Billionaires Are Pulling America’s Strings
Mayer, Jane: Dark Money. The Hidden History of the Billionaires Behind the Rise of the Radical Right. Doubleday, New York, 2016.
There’s a great quote at the beginning of this best-selling book:
“We must make our choice. We may have democracy, or we may have wealth concentrated in the hands of a few, but we can’t have both.” –Louis Brandeis
This wonderful book solves a number of contemporary mysteries:
- If Americans are better educated and better informed than ever, why have our political ideas lurched toward ignorance?
- If we understand economics better than ever, why is wealth disparity so awful?
- How can our commentators and professors afford to say patently ridiculous things without losing their livelihood?
- If we all have to live on this planet, why are we polluting so much?
The answer is dark money. A carefully crafted network of billionaires has bought off politicians, economists, professors, and commentators and turned them into ventriloquists’ dummies who repeat and repeat and repeat the things that billionaires want said. They have gone beyond buying a few columnists and professors. They own think tanks, newspapers, information networks, Radio & TV networks, professors and entire faculties, individual politicians and entire state legislatures. Their effect on the federal government is substantial.
Their contributions to this underhanded scheme are more or less legal and even tax deductible!
The main architect of this secret and underhanded network is named Charles Koch. Many years ago, he took up his father’s interest in right wing organizations such as the John Birch Society. As the years passed, Koch and his billionaire co-conspirators became better and better at influencing legislation and public opinion. It’s all detailed in Jane Mayer’s book.
Although most of their maneuvers result directly in more money for themselves, the perpetrators generally claim to be ideologically motivated. The book’s author, in my opinion, gives them too much credit in this direction. She usually refers to them as “arch conservatives” or “libertarians.”
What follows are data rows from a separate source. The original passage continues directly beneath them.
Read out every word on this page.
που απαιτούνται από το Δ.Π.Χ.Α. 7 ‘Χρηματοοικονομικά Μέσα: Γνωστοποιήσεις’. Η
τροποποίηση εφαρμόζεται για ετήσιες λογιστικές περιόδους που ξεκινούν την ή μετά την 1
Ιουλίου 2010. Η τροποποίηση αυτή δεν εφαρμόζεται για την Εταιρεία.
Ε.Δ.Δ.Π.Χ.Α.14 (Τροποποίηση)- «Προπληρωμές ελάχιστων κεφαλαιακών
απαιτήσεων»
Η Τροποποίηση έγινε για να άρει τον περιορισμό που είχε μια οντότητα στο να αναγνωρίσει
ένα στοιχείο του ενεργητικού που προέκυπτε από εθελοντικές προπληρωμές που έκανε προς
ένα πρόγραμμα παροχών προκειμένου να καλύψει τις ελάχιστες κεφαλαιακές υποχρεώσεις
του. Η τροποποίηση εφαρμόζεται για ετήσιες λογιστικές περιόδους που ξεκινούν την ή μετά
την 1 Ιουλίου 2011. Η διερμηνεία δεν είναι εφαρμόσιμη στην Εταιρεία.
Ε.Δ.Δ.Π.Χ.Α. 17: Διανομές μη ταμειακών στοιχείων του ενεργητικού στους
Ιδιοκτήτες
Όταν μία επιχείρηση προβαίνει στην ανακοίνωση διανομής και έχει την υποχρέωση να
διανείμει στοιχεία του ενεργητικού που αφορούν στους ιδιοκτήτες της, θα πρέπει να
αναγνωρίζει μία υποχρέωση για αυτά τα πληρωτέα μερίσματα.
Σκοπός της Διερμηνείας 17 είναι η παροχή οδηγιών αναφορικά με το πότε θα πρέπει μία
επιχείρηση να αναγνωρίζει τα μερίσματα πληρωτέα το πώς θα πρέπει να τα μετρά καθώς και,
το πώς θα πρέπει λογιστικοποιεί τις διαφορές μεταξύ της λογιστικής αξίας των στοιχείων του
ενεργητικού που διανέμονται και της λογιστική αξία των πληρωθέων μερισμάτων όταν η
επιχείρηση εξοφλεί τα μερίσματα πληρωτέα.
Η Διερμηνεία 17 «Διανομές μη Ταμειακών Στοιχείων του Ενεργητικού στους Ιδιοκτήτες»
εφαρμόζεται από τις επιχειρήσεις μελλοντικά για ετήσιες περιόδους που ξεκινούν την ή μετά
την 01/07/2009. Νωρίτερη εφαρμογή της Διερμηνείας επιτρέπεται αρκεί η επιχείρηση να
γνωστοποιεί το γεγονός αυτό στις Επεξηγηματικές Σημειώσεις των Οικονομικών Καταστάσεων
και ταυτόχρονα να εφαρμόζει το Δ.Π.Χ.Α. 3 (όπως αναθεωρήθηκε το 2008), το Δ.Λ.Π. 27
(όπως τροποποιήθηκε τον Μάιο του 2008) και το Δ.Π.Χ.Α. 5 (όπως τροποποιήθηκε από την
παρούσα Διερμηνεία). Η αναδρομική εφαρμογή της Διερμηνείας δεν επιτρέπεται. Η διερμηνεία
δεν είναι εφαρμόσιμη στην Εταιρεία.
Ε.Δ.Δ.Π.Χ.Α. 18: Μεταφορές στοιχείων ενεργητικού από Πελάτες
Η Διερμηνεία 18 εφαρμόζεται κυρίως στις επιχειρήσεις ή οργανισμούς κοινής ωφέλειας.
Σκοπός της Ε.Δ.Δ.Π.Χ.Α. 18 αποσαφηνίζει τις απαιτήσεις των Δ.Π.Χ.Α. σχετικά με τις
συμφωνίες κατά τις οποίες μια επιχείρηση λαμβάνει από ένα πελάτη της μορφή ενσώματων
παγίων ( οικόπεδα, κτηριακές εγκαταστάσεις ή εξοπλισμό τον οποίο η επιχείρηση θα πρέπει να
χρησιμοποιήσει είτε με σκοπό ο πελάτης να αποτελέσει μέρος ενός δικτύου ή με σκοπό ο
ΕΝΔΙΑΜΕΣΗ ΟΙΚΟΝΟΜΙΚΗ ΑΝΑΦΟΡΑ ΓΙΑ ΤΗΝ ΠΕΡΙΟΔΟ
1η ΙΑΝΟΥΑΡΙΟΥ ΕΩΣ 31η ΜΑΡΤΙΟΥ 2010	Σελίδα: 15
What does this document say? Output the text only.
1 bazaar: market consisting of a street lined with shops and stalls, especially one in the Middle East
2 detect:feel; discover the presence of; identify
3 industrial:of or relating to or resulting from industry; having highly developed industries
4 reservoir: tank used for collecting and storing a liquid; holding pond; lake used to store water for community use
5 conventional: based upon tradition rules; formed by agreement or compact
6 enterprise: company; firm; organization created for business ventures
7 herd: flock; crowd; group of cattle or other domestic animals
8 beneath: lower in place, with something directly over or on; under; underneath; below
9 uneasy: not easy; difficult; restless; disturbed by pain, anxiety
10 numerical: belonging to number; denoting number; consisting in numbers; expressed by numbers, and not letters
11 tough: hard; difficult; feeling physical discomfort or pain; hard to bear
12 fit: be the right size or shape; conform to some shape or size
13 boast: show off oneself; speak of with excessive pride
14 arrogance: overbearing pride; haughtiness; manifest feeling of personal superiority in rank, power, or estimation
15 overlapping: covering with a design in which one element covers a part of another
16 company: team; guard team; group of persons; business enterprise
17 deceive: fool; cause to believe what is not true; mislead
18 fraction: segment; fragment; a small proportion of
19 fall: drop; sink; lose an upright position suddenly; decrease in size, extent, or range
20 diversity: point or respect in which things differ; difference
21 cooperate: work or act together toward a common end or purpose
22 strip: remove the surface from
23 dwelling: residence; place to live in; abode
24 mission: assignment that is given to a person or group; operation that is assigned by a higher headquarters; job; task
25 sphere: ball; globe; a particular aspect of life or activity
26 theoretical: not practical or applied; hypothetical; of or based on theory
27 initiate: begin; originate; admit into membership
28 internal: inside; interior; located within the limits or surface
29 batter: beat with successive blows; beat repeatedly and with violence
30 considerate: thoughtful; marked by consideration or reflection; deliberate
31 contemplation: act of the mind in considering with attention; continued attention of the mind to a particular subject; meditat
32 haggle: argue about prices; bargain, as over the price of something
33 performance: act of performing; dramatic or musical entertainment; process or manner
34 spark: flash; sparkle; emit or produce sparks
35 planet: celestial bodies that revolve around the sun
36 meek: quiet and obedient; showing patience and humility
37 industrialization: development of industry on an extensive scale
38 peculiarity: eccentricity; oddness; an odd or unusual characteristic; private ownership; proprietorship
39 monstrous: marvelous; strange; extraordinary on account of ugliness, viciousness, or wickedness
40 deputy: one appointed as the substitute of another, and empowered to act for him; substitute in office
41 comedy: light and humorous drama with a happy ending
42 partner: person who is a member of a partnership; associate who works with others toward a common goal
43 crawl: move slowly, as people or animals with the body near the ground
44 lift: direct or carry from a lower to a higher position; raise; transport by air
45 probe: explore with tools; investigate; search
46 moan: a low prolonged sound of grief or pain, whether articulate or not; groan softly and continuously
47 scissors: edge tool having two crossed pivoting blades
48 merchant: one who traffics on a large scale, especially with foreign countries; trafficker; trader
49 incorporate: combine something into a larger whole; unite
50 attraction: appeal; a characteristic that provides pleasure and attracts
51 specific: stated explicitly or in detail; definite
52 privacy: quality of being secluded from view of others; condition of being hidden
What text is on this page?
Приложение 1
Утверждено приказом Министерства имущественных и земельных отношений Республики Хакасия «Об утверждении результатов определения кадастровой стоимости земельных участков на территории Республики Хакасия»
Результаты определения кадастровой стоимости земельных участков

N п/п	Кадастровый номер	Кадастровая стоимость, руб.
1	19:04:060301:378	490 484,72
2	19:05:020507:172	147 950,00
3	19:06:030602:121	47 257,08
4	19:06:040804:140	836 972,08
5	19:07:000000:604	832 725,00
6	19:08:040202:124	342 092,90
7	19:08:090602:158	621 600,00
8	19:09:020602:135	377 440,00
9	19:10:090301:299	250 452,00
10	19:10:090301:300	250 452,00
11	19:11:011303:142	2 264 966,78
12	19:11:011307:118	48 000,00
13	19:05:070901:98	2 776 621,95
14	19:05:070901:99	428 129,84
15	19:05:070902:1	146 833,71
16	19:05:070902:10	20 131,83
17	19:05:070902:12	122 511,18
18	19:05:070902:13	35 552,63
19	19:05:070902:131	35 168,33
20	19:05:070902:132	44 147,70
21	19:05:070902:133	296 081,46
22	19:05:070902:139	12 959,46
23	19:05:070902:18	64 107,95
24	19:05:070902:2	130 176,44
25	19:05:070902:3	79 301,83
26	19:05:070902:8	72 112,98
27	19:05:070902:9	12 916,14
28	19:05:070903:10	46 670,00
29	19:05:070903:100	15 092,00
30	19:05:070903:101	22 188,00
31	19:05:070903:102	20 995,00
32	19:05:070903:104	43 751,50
I wouldn’t characterize them so generously. If Benito Mussolini was correct when he defined “fascism” as simply “corporatism,” then “fascists” is the more accurate description of Koch and his cronies. Nazi propagandist Joseph Goebbels would be proud of them!
In that regard, they are not completely in step with the entire ruling class of America, which has so far not elected to rule through fascism. They still rely on the Republican and Democratic parties to keep our limited democracy working for them. The Koch network operates primarily through the Republican Party, but not completely. They maintain their independence and their “corporatism” fascist goals. It would be interesting to see if they completely try to take over the Republican Party, as seems to be their goal, or if they try to establish a formidable fascist party.
Whichever way they go, a united and well informed progressive movement is the solution to the threat they raise. This book goes a long way toward that solution.